On pense aujourd'hui que SARS-Cov-2 est issu d'une recombinaison entre deux virus différents, l'un proche de RaTG13 et l'autre issus d'un animal ayant un Coronavirus capable de rentrer dans les cellules humaines. En d'autres termes, il s'agit d'une chimère entre deux virus préexistants.
Ce mécanisme de recombinaison avait déjà été décrit chez les coronavirus, notamment pour expliquer l'origine du SARS-Cov.
Pour qu'une recombinaison se produise, il faut que les deux virus divergents aient infecté le même organisme de façon concomitante.
Deux questions restent en suspens :
- Dans quel organisme a eu lieu cette recombinaison ? (une chauve-souris ou une autre espèce ?)
- Dans quelles conditions a eu lieu cette recombinaison ?
Quels sont les animaux qui ont un récepteur cellulaire (ACE2) susceptible d’interagir avec le Sars-CoV-2 ?
La première étape du cycle viral est la reconnaissance d'un récepteur cellulaire par une protéine de surface du virion, et cette interaction est un déterminant majeur - pas le seul - du tropisme tissulaire d'un virus mais aussi de son spectre d'hôte. Une publication en preprint émanant de l'Institute of Structural and Molecular Biology, Londres, explore une approche in silico dans le but de d'évaluer la stabilité de la liaison entre la protéine S du virus Sars-CoV-2 et son récepteur majeur, ACE2, cela chez pas moins de 215 espèces de vertébrés. La structure tridimensionnelle du domaine RBD (receptor binding domain) de S est connue ainsi que celle de ACE2 dans l'espèce humaine. A partir de la séquence du gène orthologue, - très conservé (≥ 60% d'identité) - il est possible de modéliser celle de ACE2 dans une autre espèce. Après avoir identifié les résidus de ACE2 virtuellement impliqués dans cette interaction, les auteurs ont calculé le changement en énergie de liaison du complexe dans chaque espèce relativement à l'homme selon 3 protocoles. Ils ont ensuite analysé la corrélation existant entre ces valeurs et les données de sensibilité au virus disponibles in vitro et/ou in vivo. Il en ressort une assez bonne corrélation, avec toutefois quelques exceptions notables en termes soit de sensibilité, soit de résistance (que l'on peut voir dans la table 6 en annexe de l'article).
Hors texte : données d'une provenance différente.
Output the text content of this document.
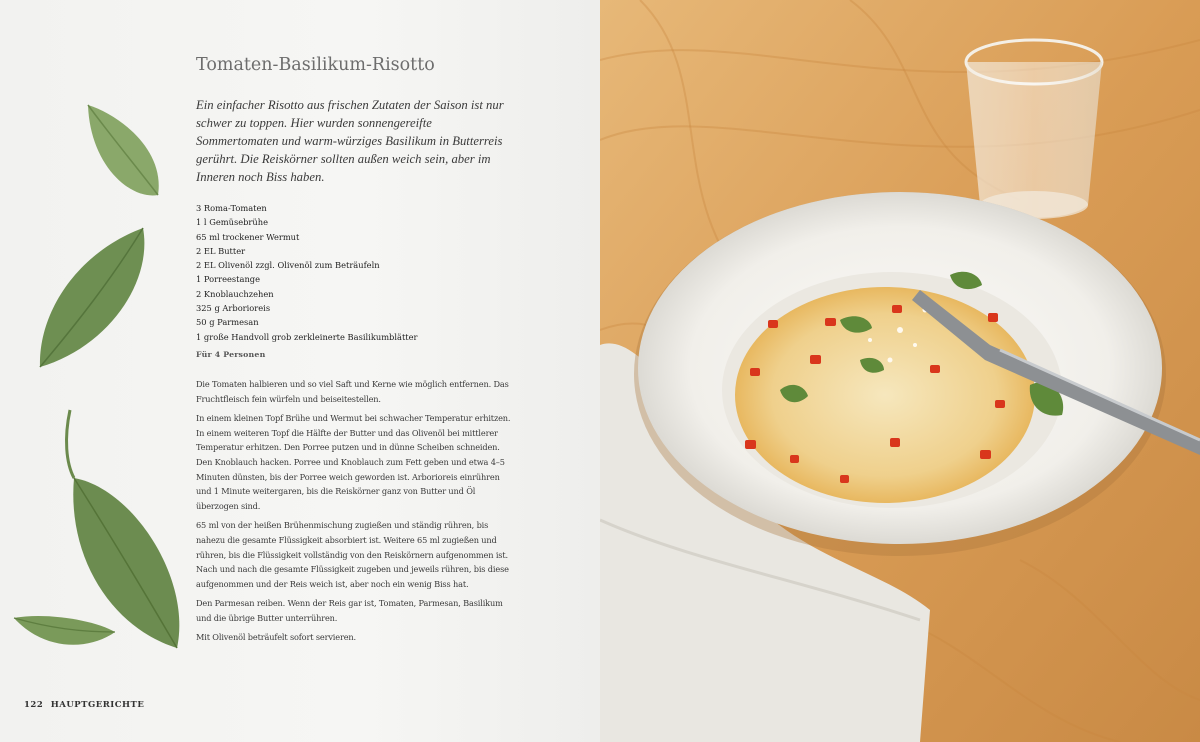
Tomaten-Basilikum-Risotto

Ein einfacher Risotto aus frischen Zutaten der Saison ist nur schwer zu toppen. Hier wurden sonnengereifte Sommertomaten und warm-würziges Basilikum in Butterreis gerührt. Die Reiskörner sollten außen weich sein, aber im Inneren noch Biss haben.

3 Roma-Tomaten
1 l Gemüsebrühe
65 ml trockener Wermut
2 EL Butter
2 EL Olivenöl zzgl. Olivenöl zum Beträufeln
1 Porreestange
2 Knoblauchzehen
325 g Arborioreis
50 g Parmesan
1 große Handvoll grob zerkleinerte Basilikumblätter

Für 4 Personen

Die Tomaten halbieren und so viel Saft und Kerne wie möglich entfernen. Das Fruchtfleisch fein würfeln und beiseitestellen.

In einem kleinen Topf Brühe und Wermut bei schwacher Temperatur erhitzen. In einem weiteren Topf die Hälfte der Butter und das Olivenöl bei mittlerer Temperatur erhitzen. Den Porree putzen und in dünne Scheiben schneiden. Den Knoblauch hacken. Porree und Knoblauch zum Fett geben und etwa 4–5 Minuten dünsten, bis der Porree weich geworden ist. Arborioreis einrühren und 1 Minute weitergaren, bis die Reiskörner ganz von Butter und Öl überzogen sind.

65 ml von der heißen Brühenmischung zugießen und ständig rühren, bis nahezu die gesamte Flüssigkeit absorbiert ist. Weitere 65 ml zugießen und rühren, bis die Flüssigkeit vollständig von den Reiskörnern aufgenommen ist. Nach und nach die gesamte Flüssigkeit zugeben und jeweils rühren, bis diese aufgenommen und der Reis weich ist, aber noch ein wenig Biss hat.

Den Parmesan reiben. Wenn der Reis gar ist, Tomaten, Parmesan, Basilikum und die übrige Butter unterrühren.

Mit Olivenöl beträufelt sofort servieren.

122 HAUPTGERICHTE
Ainsi le porc, prédit sensible, se montre résistant à l'infection expérimentale, alors que le ousititi et la chauve-souris (Rhinolophus ferrumequinum), prédits résistants, y sont vulnérables. Nonobstant ces anomalies, cette étude a le mérite de montrer que nombre d'espèces de mammifères sont théoriquement sensibles au virus du COVID-19, et peut guider les investigations qui devront être menées afin d'identifier d'éventuelles espèces réservoirs.
Dans cette étude est analysée, sur une base structurale, l'affinité de la protéine S du Sars-CoV-2 et les 20 acides aminés (AA) du récepteur ACE2 critiques pour cette interaction, ce pour 93 espèces animales dont 85 mammifères. Les espèces qui maintiennent la majorité des résidus AA clés sont les Primates (score 20/20), les Bovidae et les Cricetidae (score 18/20). Chez les oiseaux et les reptiles, la moitié des résidus AA sont différents.
En conclusion, l’avenir dira, notamment avec la poursuite des essais de transmission expérimentale aux animaux domestiques et d’élevage, laquelle des deux approches - Lam et al. ou Luan et al.- était la plus prédictive. Il ne faut toutefois pas perdre de vue que l’interaction avec le récepteur cellulaire, même si elle est déterminante, n’est qu’une première étape, et que d’autres facteurs peuvent intervenir en amont (niveau d’expression dans le tissu pulmonaire) ou en aval (étapes ultérieures du cycle viral). A cet égard, il est à noter que le chat et le porc ont des scores proche ou identique dans les deux études précitées, alors que seul le premier se montre sensible à l’infection par le sars-2.